The actuaries noted that entitlement to those already in receipt of the state pension could not be changed without difficulty and most other changes would need time to be introduced and then to start to make a difference.

Updating the results of a review carried out in 2012, the UK actuaries tested a range of options including increasing the number of qualifying years from the current 35 to 40 or 45, reforming NI contributions, introducing further increases in the state pension age, bringing in a single tie pension and phasing out the pension supplement.

They concluded: ‘Fundamentally, none of the options tested is necessarily in itself a permanent and stable solution, as conditions do not remain static and there will be practical constraints involved.’

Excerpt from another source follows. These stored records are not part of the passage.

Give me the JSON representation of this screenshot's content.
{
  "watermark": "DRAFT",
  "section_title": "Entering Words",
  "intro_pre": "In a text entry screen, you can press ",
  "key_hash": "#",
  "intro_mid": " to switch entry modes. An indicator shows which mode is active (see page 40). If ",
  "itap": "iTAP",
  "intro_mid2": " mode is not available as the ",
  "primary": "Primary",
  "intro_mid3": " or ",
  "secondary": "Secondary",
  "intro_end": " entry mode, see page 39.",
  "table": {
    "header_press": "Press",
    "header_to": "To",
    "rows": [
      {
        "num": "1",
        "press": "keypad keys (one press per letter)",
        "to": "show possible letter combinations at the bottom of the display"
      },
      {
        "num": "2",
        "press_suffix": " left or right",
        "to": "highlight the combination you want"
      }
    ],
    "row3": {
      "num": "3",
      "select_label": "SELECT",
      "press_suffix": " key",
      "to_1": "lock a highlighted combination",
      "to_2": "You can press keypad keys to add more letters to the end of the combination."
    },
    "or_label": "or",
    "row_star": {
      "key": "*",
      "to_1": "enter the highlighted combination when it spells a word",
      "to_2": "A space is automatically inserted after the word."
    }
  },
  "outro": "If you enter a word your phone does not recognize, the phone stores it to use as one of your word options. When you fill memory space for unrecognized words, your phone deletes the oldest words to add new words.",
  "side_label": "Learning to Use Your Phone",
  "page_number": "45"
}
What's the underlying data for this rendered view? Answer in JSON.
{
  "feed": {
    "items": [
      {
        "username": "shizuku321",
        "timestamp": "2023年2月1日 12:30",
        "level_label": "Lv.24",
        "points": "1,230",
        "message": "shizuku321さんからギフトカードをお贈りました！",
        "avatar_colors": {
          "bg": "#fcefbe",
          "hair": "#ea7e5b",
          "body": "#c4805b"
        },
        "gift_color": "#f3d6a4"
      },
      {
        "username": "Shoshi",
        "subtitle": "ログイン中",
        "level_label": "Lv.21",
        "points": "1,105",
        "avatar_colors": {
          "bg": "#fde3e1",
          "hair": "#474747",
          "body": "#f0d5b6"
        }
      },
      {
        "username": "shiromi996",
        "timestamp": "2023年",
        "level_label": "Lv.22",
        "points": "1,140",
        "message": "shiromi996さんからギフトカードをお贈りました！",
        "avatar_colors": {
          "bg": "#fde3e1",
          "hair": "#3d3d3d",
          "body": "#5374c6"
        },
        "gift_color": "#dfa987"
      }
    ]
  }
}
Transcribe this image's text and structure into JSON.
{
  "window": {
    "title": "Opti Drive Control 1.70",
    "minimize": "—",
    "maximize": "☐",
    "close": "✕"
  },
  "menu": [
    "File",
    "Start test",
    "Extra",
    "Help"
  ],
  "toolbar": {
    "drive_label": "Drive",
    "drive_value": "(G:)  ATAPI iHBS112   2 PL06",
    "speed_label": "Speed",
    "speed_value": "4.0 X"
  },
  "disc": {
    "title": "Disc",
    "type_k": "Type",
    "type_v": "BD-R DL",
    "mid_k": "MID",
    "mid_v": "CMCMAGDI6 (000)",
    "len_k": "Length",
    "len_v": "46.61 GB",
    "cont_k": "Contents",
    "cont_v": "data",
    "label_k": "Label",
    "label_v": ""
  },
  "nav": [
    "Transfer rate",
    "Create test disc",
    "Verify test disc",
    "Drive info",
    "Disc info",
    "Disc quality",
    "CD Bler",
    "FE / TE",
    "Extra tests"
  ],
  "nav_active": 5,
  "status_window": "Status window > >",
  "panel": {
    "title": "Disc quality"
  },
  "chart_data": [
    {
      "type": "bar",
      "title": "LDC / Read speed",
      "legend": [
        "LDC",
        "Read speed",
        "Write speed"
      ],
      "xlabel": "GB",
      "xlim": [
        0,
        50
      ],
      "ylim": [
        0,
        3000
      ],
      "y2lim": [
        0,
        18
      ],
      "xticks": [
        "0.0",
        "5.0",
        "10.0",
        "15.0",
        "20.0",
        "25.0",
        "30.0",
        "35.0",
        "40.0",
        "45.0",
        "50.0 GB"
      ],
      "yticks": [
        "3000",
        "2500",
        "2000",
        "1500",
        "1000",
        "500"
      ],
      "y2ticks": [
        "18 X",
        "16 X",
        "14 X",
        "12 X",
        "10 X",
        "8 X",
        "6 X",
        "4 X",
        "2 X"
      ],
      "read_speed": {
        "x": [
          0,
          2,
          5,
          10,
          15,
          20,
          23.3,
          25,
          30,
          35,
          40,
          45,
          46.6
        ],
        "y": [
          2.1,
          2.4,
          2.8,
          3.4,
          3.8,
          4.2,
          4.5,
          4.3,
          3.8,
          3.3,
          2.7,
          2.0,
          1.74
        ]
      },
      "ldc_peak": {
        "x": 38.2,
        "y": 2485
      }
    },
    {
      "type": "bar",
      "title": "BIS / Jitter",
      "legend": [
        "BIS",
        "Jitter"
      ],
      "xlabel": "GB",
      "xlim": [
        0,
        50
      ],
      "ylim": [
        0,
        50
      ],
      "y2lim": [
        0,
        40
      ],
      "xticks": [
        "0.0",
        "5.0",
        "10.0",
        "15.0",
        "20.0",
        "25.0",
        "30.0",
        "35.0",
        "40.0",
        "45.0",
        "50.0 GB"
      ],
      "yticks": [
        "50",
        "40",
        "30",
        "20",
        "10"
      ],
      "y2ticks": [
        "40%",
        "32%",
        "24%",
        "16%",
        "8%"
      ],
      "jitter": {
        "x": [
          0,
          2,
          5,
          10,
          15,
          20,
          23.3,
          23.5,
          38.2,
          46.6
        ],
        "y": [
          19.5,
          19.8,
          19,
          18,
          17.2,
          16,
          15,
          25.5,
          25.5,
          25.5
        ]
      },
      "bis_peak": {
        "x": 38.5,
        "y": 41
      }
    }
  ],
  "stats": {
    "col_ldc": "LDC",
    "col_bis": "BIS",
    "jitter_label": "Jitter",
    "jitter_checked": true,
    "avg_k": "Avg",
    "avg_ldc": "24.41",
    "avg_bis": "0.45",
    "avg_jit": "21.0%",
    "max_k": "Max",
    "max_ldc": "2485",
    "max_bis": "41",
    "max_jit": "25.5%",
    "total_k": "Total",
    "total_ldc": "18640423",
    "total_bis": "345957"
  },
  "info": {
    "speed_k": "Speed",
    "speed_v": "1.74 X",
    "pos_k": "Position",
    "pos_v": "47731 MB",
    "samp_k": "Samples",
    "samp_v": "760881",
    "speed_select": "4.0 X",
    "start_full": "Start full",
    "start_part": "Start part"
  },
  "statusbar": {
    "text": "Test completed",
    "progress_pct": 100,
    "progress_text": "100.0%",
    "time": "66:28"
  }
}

The actuaries found the most effective way of delaying the projected fund exhaustion date was ‘early and sustained increases in the state pension age’. But it noted there may be practical limitations involved.

A significant increase in NI contribution rates could potentially improve the fund substantially but it may not be realistic to increase rates by the level required to make a sufficient difference, they noted.

The proposed new single tier Manx pension was more generous that the UK’s and would actually accelerate the decline of the fund, and this was not offset by the phasing out of the pension supplement.

Under current proposals, the retirement age for both men and women will be equalised at 65 by 2018 and will rise in phases to 68 by the year 2046.

The UK actuary’s department tested the options of raising the state pension age to 70 or 72 by the year 2071-72.

They suggested the Manx government may wish to wait until the UK reviews its state pension age next year before making a decision on the age of retirement here.